Так он думал. И всё в его мыслях сходилось.
Отец взрезает рубашку вместе с кожей на плече, где находится стигмата. Дино шипит, глядя, как тёмная кровь вытекает вместе с ядовитыми парами. И тогда отец прикладывает одну из серёг к метке. Слышится будто звук обгорелого мяса.
И именно в эту секунду жар под рубашкой утихает. Тень обиженно шипит и словно отступает.
Дино смотрит на это так, будто увидел восьмое чудо света.

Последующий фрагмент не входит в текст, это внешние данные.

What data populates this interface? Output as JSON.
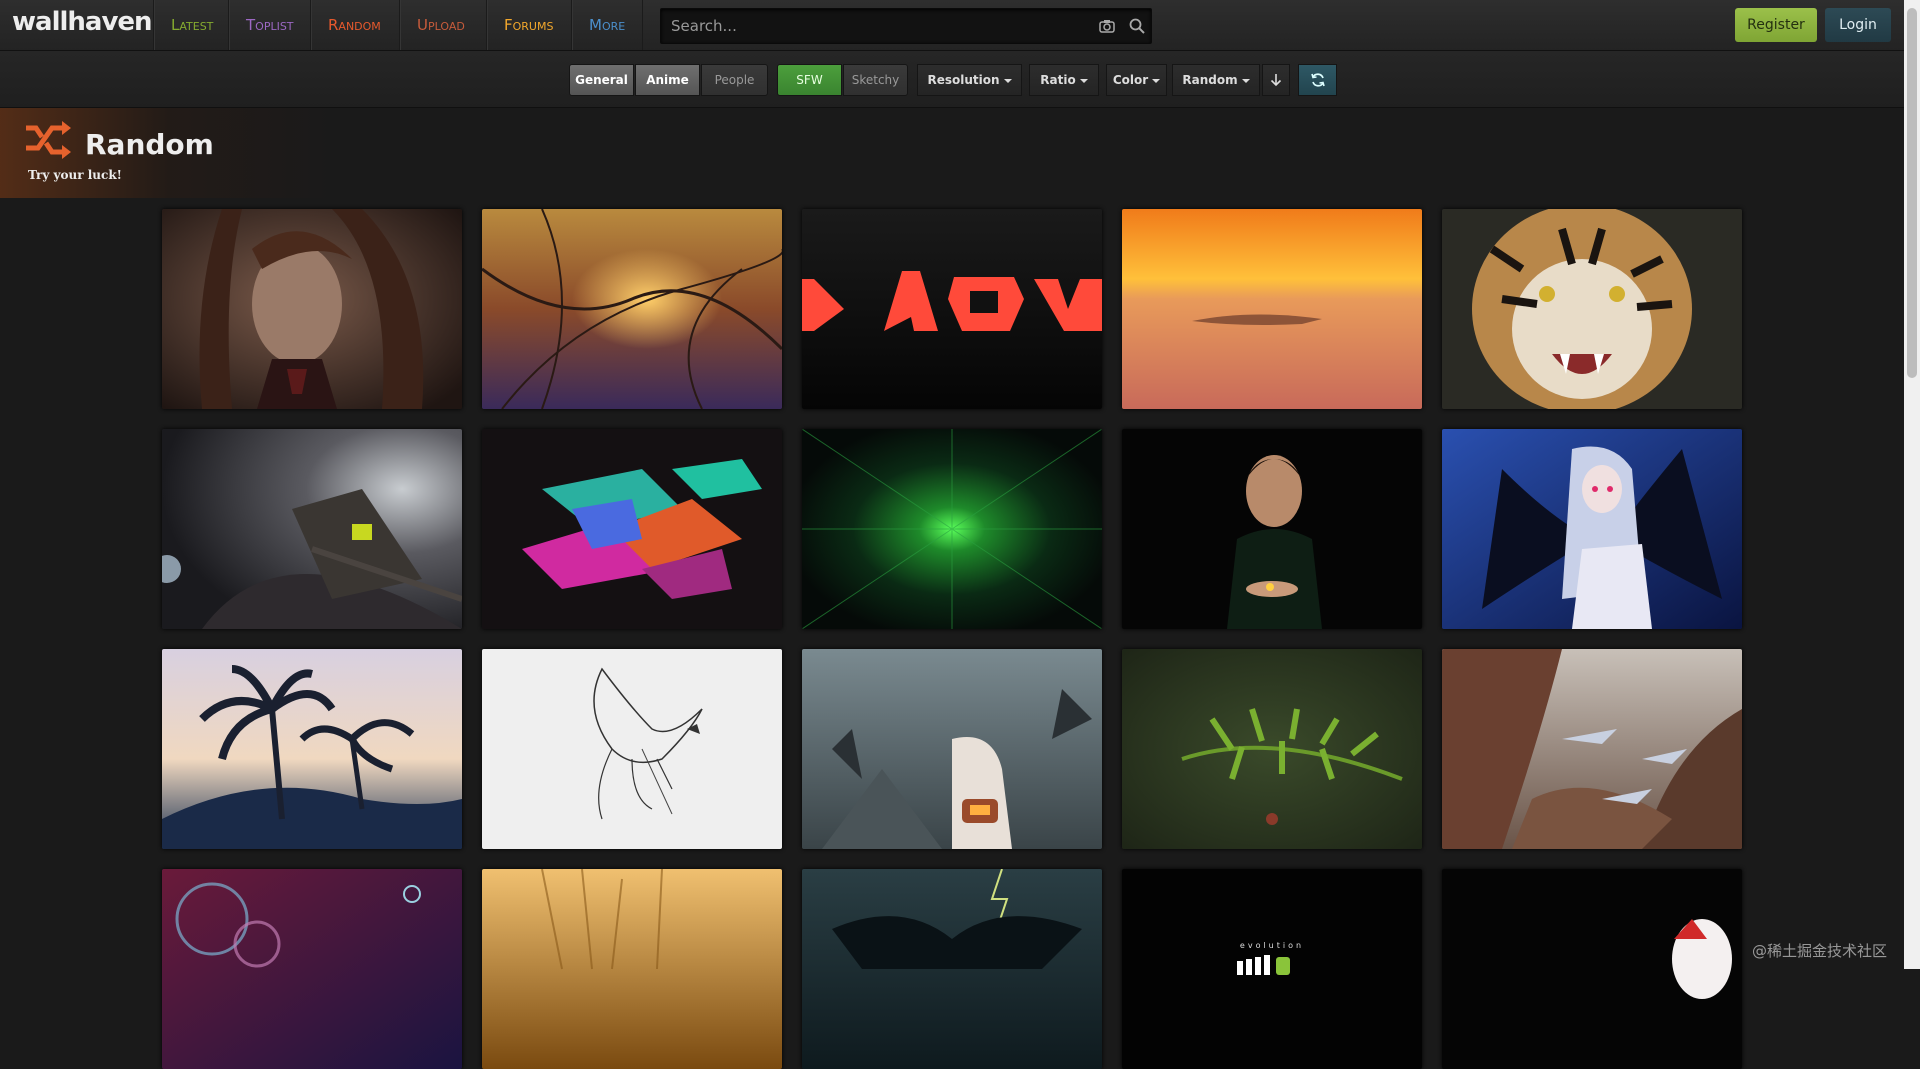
{
  "header": {
    "logo": "wallhaven",
    "nav": [
      {
        "label": "Latest",
        "color": "#85aa2f"
      },
      {
        "label": "Toplist",
        "color": "#9c68c3"
      },
      {
        "label": "Random",
        "color": "#e6592d"
      },
      {
        "label": "Upload",
        "color": "#c65b3b"
      },
      {
        "label": "Forums",
        "color": "#f3a82c"
      },
      {
        "label": "More",
        "color": "#4b8fcb"
      }
    ],
    "search_placeholder": "Search...",
    "register_label": "Register",
    "login_label": "Login"
  },
  "filters": {
    "categories": [
      "General",
      "Anime",
      "People"
    ],
    "purity": [
      "SFW",
      "Sketchy"
    ],
    "dropdowns": [
      "Resolution",
      "Ratio",
      "Color",
      "Random"
    ]
  },
  "page": {
    "title": "Random",
    "subtitle": "Try your luck!"
  },
  "thumbnails": [
    {
      "subject": "anime girl portrait"
    },
    {
      "subject": "branches at sunset"
    },
    {
      "subject": "red geometric letters"
    },
    {
      "subject": "orange sunset over sea"
    },
    {
      "subject": "roaring tiger"
    },
    {
      "subject": "space station"
    },
    {
      "subject": "colorful abstract shards"
    },
    {
      "subject": "green starburst"
    },
    {
      "subject": "man in dark holding ring"
    },
    {
      "subject": "anime girl with black wings"
    },
    {
      "subject": "palm trees silhouette"
    },
    {
      "subject": "eagle sketch"
    },
    {
      "subject": "fantasy battle scene"
    },
    {
      "subject": "green fern leaves"
    },
    {
      "subject": "canyon with jets"
    },
    {
      "subject": "bubbles on purple"
    },
    {
      "subject": "golden wheat"
    },
    {
      "subject": "dragon in storm"
    },
    {
      "subject": "evolution android"
    },
    {
      "subject": "anime character in dark"
    }
  ],
  "evolution_text": "evolution",
  "watermark": "@稀土掘金技术社区"
}
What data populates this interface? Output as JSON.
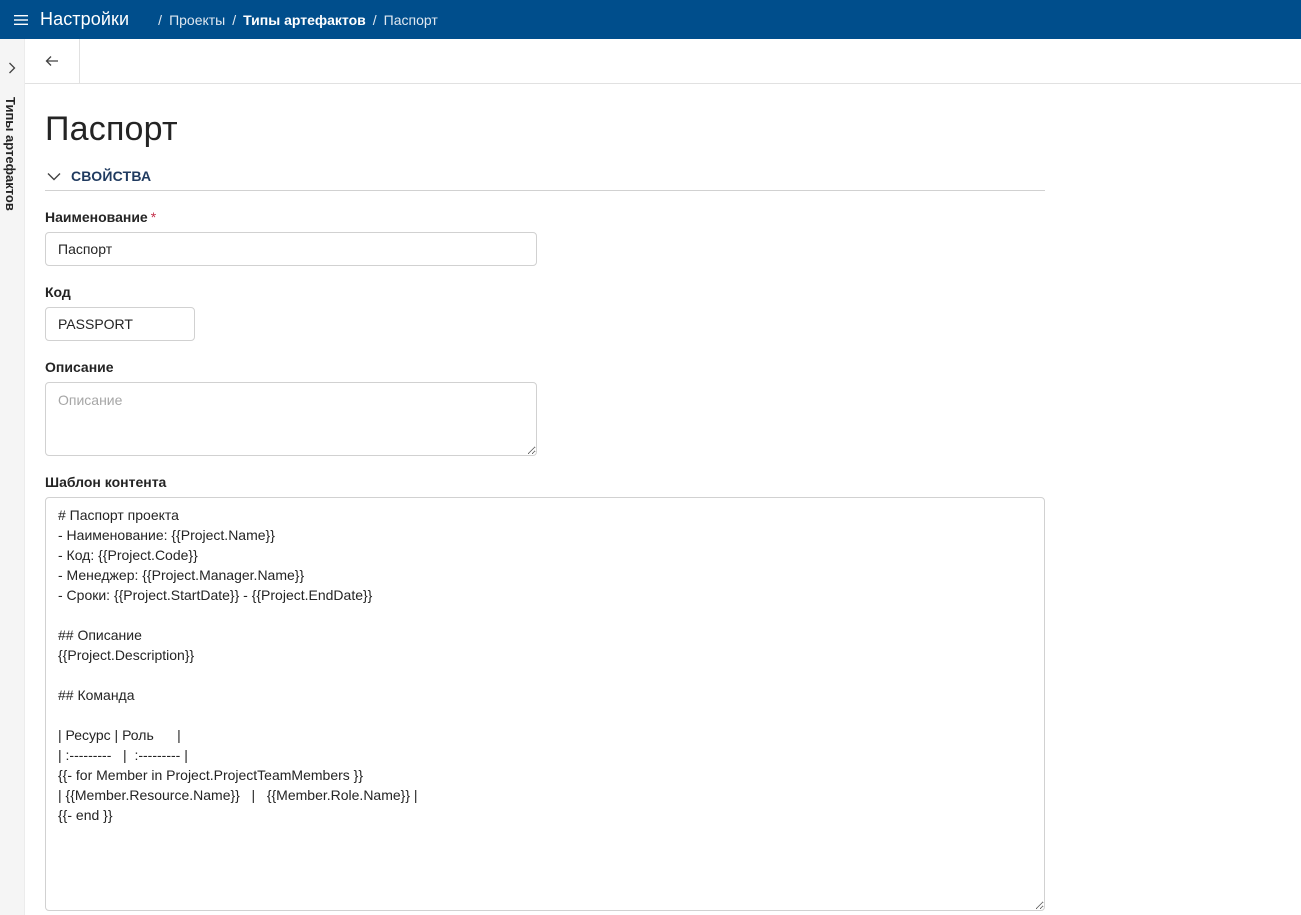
{
  "header": {
    "app_title": "Настройки",
    "breadcrumb": [
      {
        "label": "Проекты"
      },
      {
        "label": "Типы артефактов"
      },
      {
        "label": "Паспорт"
      }
    ],
    "separator": "/"
  },
  "rail": {
    "label": "Типы артефактов"
  },
  "page": {
    "title": "Паспорт"
  },
  "section": {
    "title": "СВОЙСТВА"
  },
  "form": {
    "name": {
      "label": "Наименование",
      "required_mark": "*",
      "value": "Паспорт"
    },
    "code": {
      "label": "Код",
      "value": "PASSPORT"
    },
    "description": {
      "label": "Описание",
      "placeholder": "Описание",
      "value": ""
    },
    "template": {
      "label": "Шаблон контента",
      "value": "# Паспорт проекта\n- Наименование: {{Project.Name}}\n- Код: {{Project.Code}}\n- Менеджер: {{Project.Manager.Name}}\n- Сроки: {{Project.StartDate}} - {{Project.EndDate}}\n\n## Описание\n{{Project.Description}}\n\n## Команда\n\n| Ресурс | Роль      |\n| :---------   |  :--------- |\n{{- for Member in Project.ProjectTeamMembers }}\n| {{Member.Resource.Name}}   |   {{Member.Role.Name}} |\n{{- end }}"
    }
  },
  "colors": {
    "header_bg": "#004e8c",
    "required": "#c4314b"
  }
}
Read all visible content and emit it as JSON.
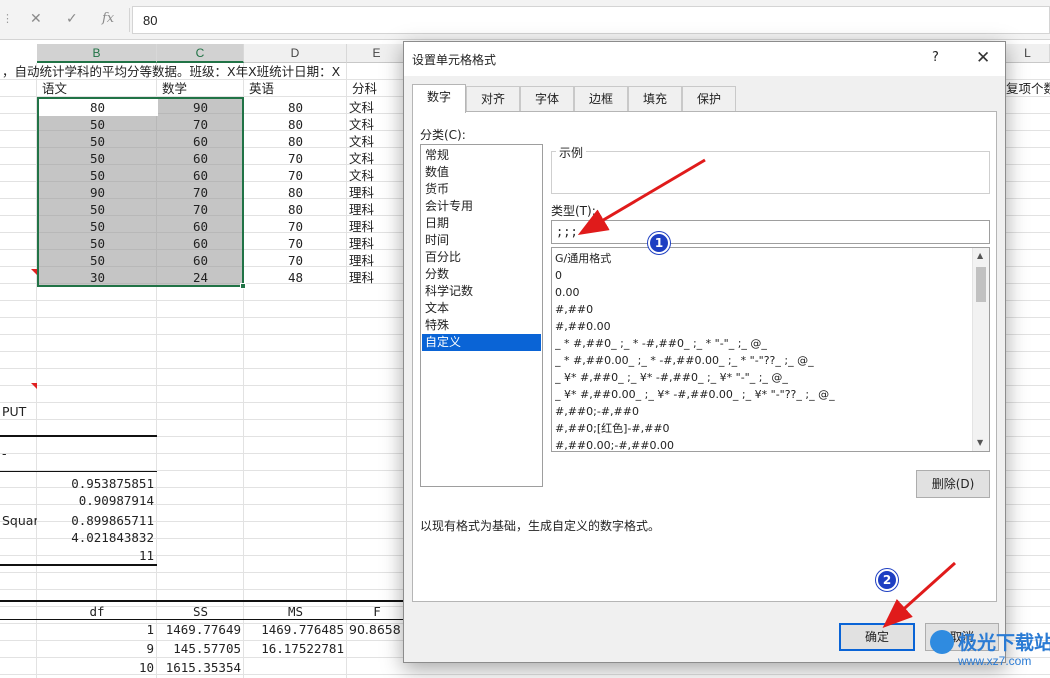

— Это не остановит яд, но замедлит его на какое-то время. Пользуйся, если совсем уж никак, — кратко говорит отец. Пока Дино не знает, что сказать, он вдруг сокрушается. — Ну зачем, ты, поганец, не сказал мне про стигмату? В кого ты тупой такой? — привычное крикливое ворчание вдруг срывается. Глаза у Фенцио блестят.
И Дино словно бы возвращается в детство. Его мир рушится в который раз.
Он смотрит, смотрит на отца, который впервые в жизни не приносит ему новые раны, а залечивает их, и резь в глазах мешает увидеть картинку. Как в детстве.
Отец.
Отец.
Они смотрят друг на друга. У Дино гулом в голове вертятся миллион вопросов, миллион слов, которые надо сказать, но ни одно не доносится из сжатого спазмом горла.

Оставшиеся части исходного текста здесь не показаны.